REPUBLIKA.CO.ID, PARIS— Sudah waktunya mengupayakan gencatan senjata di Gaza, dan menghukum pemukim ilegal Yahudi yang mengancam perdamaian di Tepi Barat, kata Presiden Prancis, Kamis (21/12/2023).
Berbicara di pangkalan militer tempat tentara Prancis ditempatkan di Yordania, Emmanuel Macron mengatakan pada wartawan bahwa stabilitas keamanan "di bawah ancaman."
"Saya tidak melupakan tragedi kemanusiaan di Gaza," kata Macron, menekankan bahwa gencatan senjata di wilayah kantong yang terkepung harus dilakukan untuk membuka kembali "cakrawala politik."
Menekankan bahwa sudah waktunya untuk menghukum para pemukim Yahudi yang mengancam perdamaian di Tepi Barat, dia mengatakan negaranya sedang berusaha mencegah konflik di wilayah tersebut menyebar lebih jauh.
Dia mengatakan "setiap nyawa tak berdosa yang dicuri adalah sumbangan bagi fanatisme hari ini dan besok."
"Ancaman Houthi terhadap kebebasan navigasi di Laut Merah tidak dapat diterima," katanya, mengacu pada serangan kelompok tersebut terhadap kapal-kapal komersial yang dikatakan terkait dengan Israel, dan menambahkan bahwa terdapat tentara Prancis di banyak negara di wilayah tersebut.
Sementara itu, Seorang diplomat Amerika Serikat (AS) mengutuk kekerasan yang dilakukan oleh para pemukim di Tepi Barat, Selasa (19/12/2023), dan menuntut agar Israel "berbuat lebih banyak" untuk menghentikan serangan.
"Seperti yang ditekankan oleh Koordinator Khusus Wennesland, peristiwa yang terjadi di Tepi Barat selama setahun terakhir telah menjauhkan kita dari kenyataan tersebut," kata Wakil Duta Besar AS untuk PBB Robert Wood, kepada Dewan Keamanan PBB.

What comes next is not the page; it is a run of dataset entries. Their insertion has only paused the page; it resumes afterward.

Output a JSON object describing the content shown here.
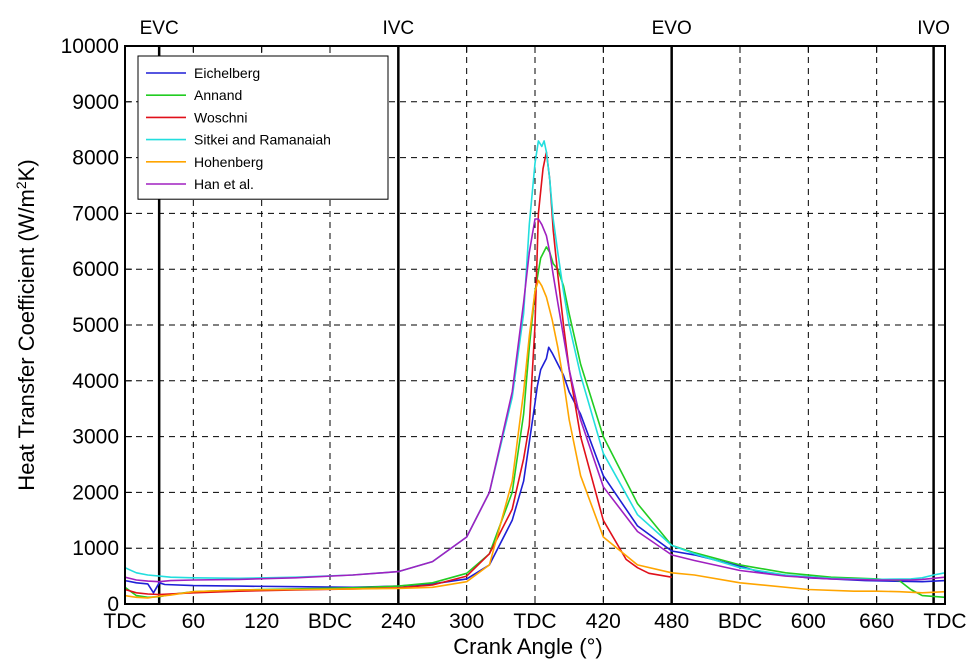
{
  "chart_data": {
    "type": "line",
    "xlabel": "Crank Angle (°)",
    "ylabel_main": "Heat Transfer Coefficient (W/m",
    "ylabel_sup": "2",
    "ylabel_end": "K)",
    "xlim": [
      0,
      720
    ],
    "ylim": [
      0,
      10000
    ],
    "grid": true,
    "legend_position": "top-left",
    "x_ticks": [
      {
        "value": 0,
        "label": "TDC"
      },
      {
        "value": 60,
        "label": "60"
      },
      {
        "value": 120,
        "label": "120"
      },
      {
        "value": 180,
        "label": "BDC"
      },
      {
        "value": 240,
        "label": "240"
      },
      {
        "value": 300,
        "label": "300"
      },
      {
        "value": 360,
        "label": "TDC"
      },
      {
        "value": 420,
        "label": "420"
      },
      {
        "value": 480,
        "label": "480"
      },
      {
        "value": 540,
        "label": "BDC"
      },
      {
        "value": 600,
        "label": "600"
      },
      {
        "value": 660,
        "label": "660"
      },
      {
        "value": 720,
        "label": "TDC"
      }
    ],
    "y_ticks": [
      0,
      1000,
      2000,
      3000,
      4000,
      5000,
      6000,
      7000,
      8000,
      9000,
      10000
    ],
    "events": [
      {
        "label": "EVC",
        "x": 30
      },
      {
        "label": "IVC",
        "x": 240
      },
      {
        "label": "EVO",
        "x": 480
      },
      {
        "label": "IVO",
        "x": 710
      }
    ],
    "series": [
      {
        "name": "Eichelberg",
        "color": "#1f1fd6",
        "x": [
          0,
          10,
          20,
          25,
          30,
          35,
          60,
          100,
          150,
          200,
          240,
          270,
          300,
          320,
          340,
          350,
          355,
          360,
          362,
          365,
          370,
          372,
          375,
          380,
          385,
          390,
          400,
          420,
          450,
          480,
          500,
          540,
          560,
          600,
          650,
          700,
          720
        ],
        "y": [
          420,
          380,
          360,
          200,
          380,
          350,
          330,
          320,
          310,
          300,
          320,
          360,
          450,
          700,
          1500,
          2200,
          2900,
          3600,
          3900,
          4200,
          4400,
          4600,
          4500,
          4300,
          4100,
          3800,
          3400,
          2300,
          1400,
          950,
          880,
          680,
          560,
          470,
          420,
          400,
          420
        ]
      },
      {
        "name": "Annand",
        "color": "#22cc22",
        "x": [
          0,
          10,
          20,
          30,
          40,
          60,
          100,
          150,
          200,
          240,
          270,
          300,
          320,
          340,
          350,
          355,
          360,
          365,
          370,
          373,
          376,
          380,
          385,
          390,
          400,
          420,
          450,
          480,
          500,
          540,
          580,
          620,
          660,
          680,
          690,
          700,
          720
        ],
        "y": [
          300,
          150,
          120,
          130,
          170,
          220,
          250,
          270,
          290,
          320,
          380,
          550,
          900,
          2000,
          3400,
          4600,
          5600,
          6200,
          6400,
          6300,
          6100,
          6000,
          5700,
          5200,
          4300,
          3000,
          1800,
          1050,
          920,
          700,
          560,
          480,
          450,
          420,
          260,
          150,
          120
        ]
      },
      {
        "name": "Woschni",
        "color": "#e0101a",
        "x": [
          0,
          10,
          20,
          30,
          60,
          100,
          150,
          200,
          240,
          270,
          300,
          320,
          340,
          350,
          355,
          360,
          363,
          367,
          370,
          373,
          376,
          380,
          385,
          390,
          400,
          420,
          440,
          450,
          460,
          480
        ],
        "y": [
          260,
          200,
          180,
          170,
          200,
          230,
          250,
          270,
          290,
          340,
          500,
          900,
          1700,
          2600,
          3200,
          5000,
          7000,
          7800,
          8100,
          7600,
          6700,
          5900,
          5000,
          4200,
          3000,
          1500,
          800,
          650,
          550,
          480
        ]
      },
      {
        "name": "Sitkei and Ramanaiah",
        "color": "#22dede",
        "x": [
          0,
          10,
          20,
          30,
          40,
          60,
          100,
          150,
          200,
          240,
          270,
          300,
          320,
          340,
          350,
          355,
          360,
          363,
          366,
          368,
          370,
          373,
          376,
          380,
          385,
          390,
          400,
          420,
          450,
          480,
          500,
          540,
          580,
          620,
          660,
          690,
          700,
          710,
          720
        ],
        "y": [
          650,
          560,
          520,
          500,
          480,
          470,
          460,
          480,
          520,
          580,
          760,
          1200,
          2000,
          3700,
          5200,
          6800,
          7900,
          8300,
          8200,
          8300,
          8100,
          7600,
          6900,
          6300,
          5600,
          5000,
          4100,
          2700,
          1600,
          1050,
          900,
          650,
          520,
          460,
          440,
          450,
          470,
          520,
          560
        ]
      },
      {
        "name": "Hohenberg",
        "color": "#ffa500",
        "x": [
          0,
          10,
          20,
          30,
          40,
          60,
          100,
          150,
          200,
          240,
          270,
          300,
          320,
          340,
          350,
          355,
          360,
          363,
          366,
          370,
          375,
          380,
          385,
          390,
          400,
          420,
          450,
          480,
          500,
          540,
          600,
          640,
          660,
          680,
          700,
          720
        ],
        "y": [
          150,
          120,
          110,
          140,
          160,
          220,
          250,
          260,
          270,
          280,
          300,
          400,
          700,
          2200,
          3800,
          4800,
          5600,
          5800,
          5700,
          5500,
          5100,
          4600,
          4000,
          3300,
          2300,
          1200,
          700,
          560,
          520,
          380,
          260,
          230,
          230,
          220,
          200,
          220
        ]
      },
      {
        "name": "Han et al.",
        "color": "#a020c0",
        "x": [
          0,
          10,
          20,
          30,
          40,
          60,
          100,
          150,
          200,
          240,
          270,
          300,
          320,
          340,
          350,
          355,
          360,
          363,
          366,
          370,
          373,
          376,
          380,
          385,
          390,
          400,
          420,
          450,
          480,
          500,
          540,
          580,
          620,
          660,
          690,
          700,
          720
        ],
        "y": [
          480,
          430,
          410,
          400,
          420,
          430,
          440,
          470,
          520,
          580,
          760,
          1200,
          2000,
          3800,
          5400,
          6300,
          6900,
          6900,
          6800,
          6600,
          6300,
          5900,
          5400,
          4800,
          4200,
          3300,
          2100,
          1300,
          880,
          780,
          600,
          500,
          450,
          430,
          430,
          440,
          480
        ]
      }
    ]
  }
}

Dalam pernyataan itu, ia menyebut Tor Wennesland, yang adalah Koordinator Khusus Perserikatan Bangsa-Bangsa (PBB) untuk Proses Perdamaian Timur Tengah.

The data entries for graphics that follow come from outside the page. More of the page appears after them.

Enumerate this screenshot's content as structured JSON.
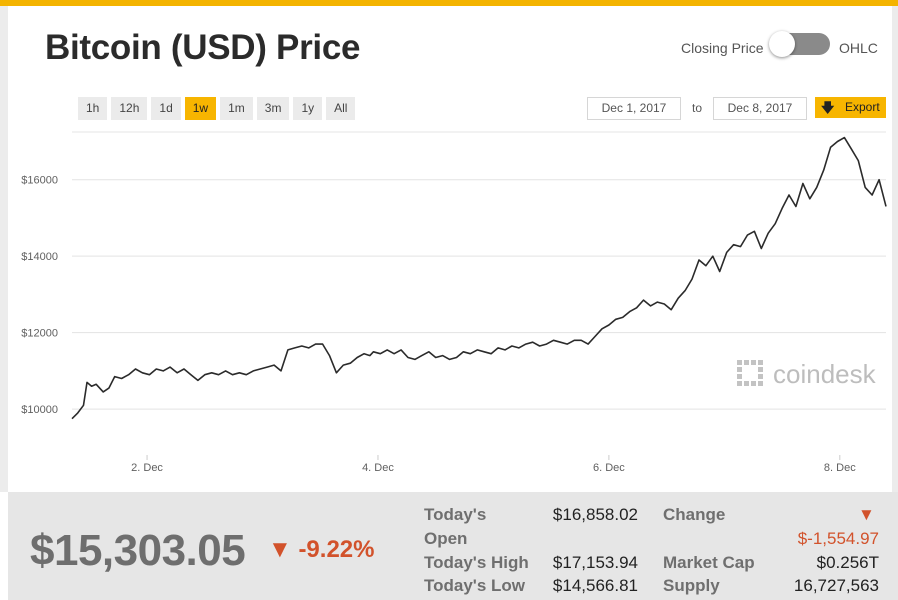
{
  "title": "Bitcoin (USD) Price",
  "toggle": {
    "left_label": "Closing Price",
    "right_label": "OHLC"
  },
  "ranges": [
    {
      "label": "1h",
      "active": false
    },
    {
      "label": "12h",
      "active": false
    },
    {
      "label": "1d",
      "active": false
    },
    {
      "label": "1w",
      "active": true
    },
    {
      "label": "1m",
      "active": false
    },
    {
      "label": "3m",
      "active": false
    },
    {
      "label": "1y",
      "active": false
    },
    {
      "label": "All",
      "active": false
    }
  ],
  "date_range": {
    "from": "Dec 1, 2017",
    "to_label": "to",
    "to": "Dec 8, 2017"
  },
  "export_label": "Export",
  "watermark": "coindesk",
  "colors": {
    "accent": "#f7b500",
    "negative": "#d2522b",
    "line": "#2b2b2b"
  },
  "chart_data": {
    "type": "line",
    "title": "Bitcoin (USD) Price",
    "xlabel": "",
    "ylabel": "",
    "x_ticks": [
      {
        "label": "2. Dec",
        "day": 2
      },
      {
        "label": "4. Dec",
        "day": 4
      },
      {
        "label": "6. Dec",
        "day": 6
      },
      {
        "label": "8. Dec",
        "day": 8
      }
    ],
    "y_ticks": [
      {
        "label": "$10000",
        "value": 10000
      },
      {
        "label": "$12000",
        "value": 12000
      },
      {
        "label": "$14000",
        "value": 14000
      },
      {
        "label": "$16000",
        "value": 16000
      }
    ],
    "xlim": [
      1.35,
      8.4
    ],
    "ylim": [
      8800,
      17300
    ],
    "grid": true,
    "series": [
      {
        "x": [
          1.35,
          1.4,
          1.45,
          1.48,
          1.52,
          1.56,
          1.62,
          1.67,
          1.72,
          1.78,
          1.84,
          1.9,
          1.96,
          2.02,
          2.08,
          2.14,
          2.2,
          2.26,
          2.32,
          2.38,
          2.44,
          2.5,
          2.56,
          2.62,
          2.68,
          2.74,
          2.8,
          2.86,
          2.92,
          2.98,
          3.04,
          3.1,
          3.16,
          3.22,
          3.28,
          3.34,
          3.4,
          3.46,
          3.52,
          3.58,
          3.64,
          3.7,
          3.76,
          3.82,
          3.88,
          3.93,
          3.96,
          4.02,
          4.08,
          4.14,
          4.2,
          4.26,
          4.32,
          4.38,
          4.44,
          4.5,
          4.56,
          4.62,
          4.68,
          4.74,
          4.8,
          4.86,
          4.92,
          4.98,
          5.04,
          5.1,
          5.16,
          5.22,
          5.28,
          5.34,
          5.4,
          5.46,
          5.52,
          5.58,
          5.64,
          5.7,
          5.76,
          5.82,
          5.88,
          5.94,
          6.0,
          6.06,
          6.12,
          6.18,
          6.24,
          6.3,
          6.36,
          6.42,
          6.48,
          6.54,
          6.6,
          6.66,
          6.72,
          6.78,
          6.84,
          6.9,
          6.96,
          7.02,
          7.08,
          7.14,
          7.2,
          7.26,
          7.32,
          7.38,
          7.44,
          7.5,
          7.56,
          7.62,
          7.68,
          7.74,
          7.8,
          7.86,
          7.92,
          7.98,
          8.04,
          8.1,
          8.16,
          8.22,
          8.28,
          8.34,
          8.4
        ],
        "values": [
          9750,
          9900,
          10100,
          10700,
          10600,
          10650,
          10450,
          10550,
          10850,
          10800,
          10900,
          11050,
          10950,
          10900,
          11050,
          11000,
          11100,
          10950,
          11050,
          10900,
          10750,
          10900,
          10950,
          10900,
          11000,
          10900,
          10950,
          10900,
          11000,
          11050,
          11100,
          11150,
          11000,
          11550,
          11600,
          11650,
          11600,
          11700,
          11700,
          11400,
          10950,
          11150,
          11200,
          11350,
          11450,
          11400,
          11500,
          11450,
          11550,
          11450,
          11550,
          11350,
          11300,
          11400,
          11500,
          11350,
          11400,
          11300,
          11350,
          11500,
          11450,
          11550,
          11500,
          11450,
          11600,
          11550,
          11650,
          11600,
          11700,
          11750,
          11650,
          11700,
          11800,
          11750,
          11700,
          11800,
          11800,
          11700,
          11900,
          12100,
          12200,
          12350,
          12400,
          12550,
          12650,
          12850,
          12700,
          12800,
          12750,
          12600,
          12900,
          13100,
          13400,
          13900,
          13750,
          14000,
          13600,
          14100,
          14300,
          14250,
          14550,
          14650,
          14200,
          14600,
          14850,
          15250,
          15600,
          15300,
          15900,
          15500,
          15800,
          16250,
          16850,
          17000,
          17100,
          16800,
          16500,
          15800,
          15600,
          16000,
          15303
        ]
      }
    ]
  },
  "stats": {
    "price": "$15,303.05",
    "change_pct": "-9.22%",
    "open_label_a": "Today's",
    "open_label_b": "Open",
    "open_value": "$16,858.02",
    "high_label": "Today's High",
    "high_value": "$17,153.94",
    "low_label": "Today's Low",
    "low_value": "$14,566.81",
    "change_label": "Change",
    "change_value": "$-1,554.97",
    "mcap_label": "Market Cap",
    "mcap_value": "$0.256T",
    "supply_label": "Supply",
    "supply_value": "16,727,563"
  }
}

Wood juga mengacu pada kenyataan yang dia maksud tersebut pada halangan-halangan untuk mewujudkan negara Palestina yang merdeka. "Itu termasuk pembangunan permukiman yang sedang berlangsung di Tepi Barat, yang melemahkan kemungkinan tersebut," kata Wood.
Amerika Serikat juga mengutuk "serangan kekerasan ini. "Kami yakin para pelaku harus mempertanggungjawabkan aksi mereka itu," katanya, menegaskan.
Wood juga menegaskan, pihaknya telah berulang kali menggarisbawahi kepada Israel bahwa mereka juga harus berbuat lebih banyak untuk menyelidiki kekerasan ini dan meminta pertanggungjawaban para pemukim ekstremis yang melakukan tindakan tersebut.
"Lebih dari itu, pejabat Israel tidak boleh memperparah kekerasan ini dengan retorika yang menghasut dan tidak manusiawi, karena kita telah melihat bagaimana kata-kata mempunyai konsekuensi tidak hanya di Tepi Barat tetapi juga di seluruh dunia," katanya, menambahkan.
Israel telah menggempur Jalur Gaza sejak serangan 7 Oktober yang dilakukan oleh Hamas, yang menewaskan hampir 20 ribu warga Palestina yang sebagian besar adalah perempuan dan anak-anak, dan melukai lebih dari 52 ribu orang lainnya, menurut otoritas kesehatan di wilayah kantong tersebut.
Juga terjadi kerusakan luas pada rumah-rumah dan infrastruktur lainnya, selain kekurangan makanan, air dan obat-obatan. Israel mengatakan bahwa 1.200 orang tewas dalam serangan Hamas pada 7 Oktober.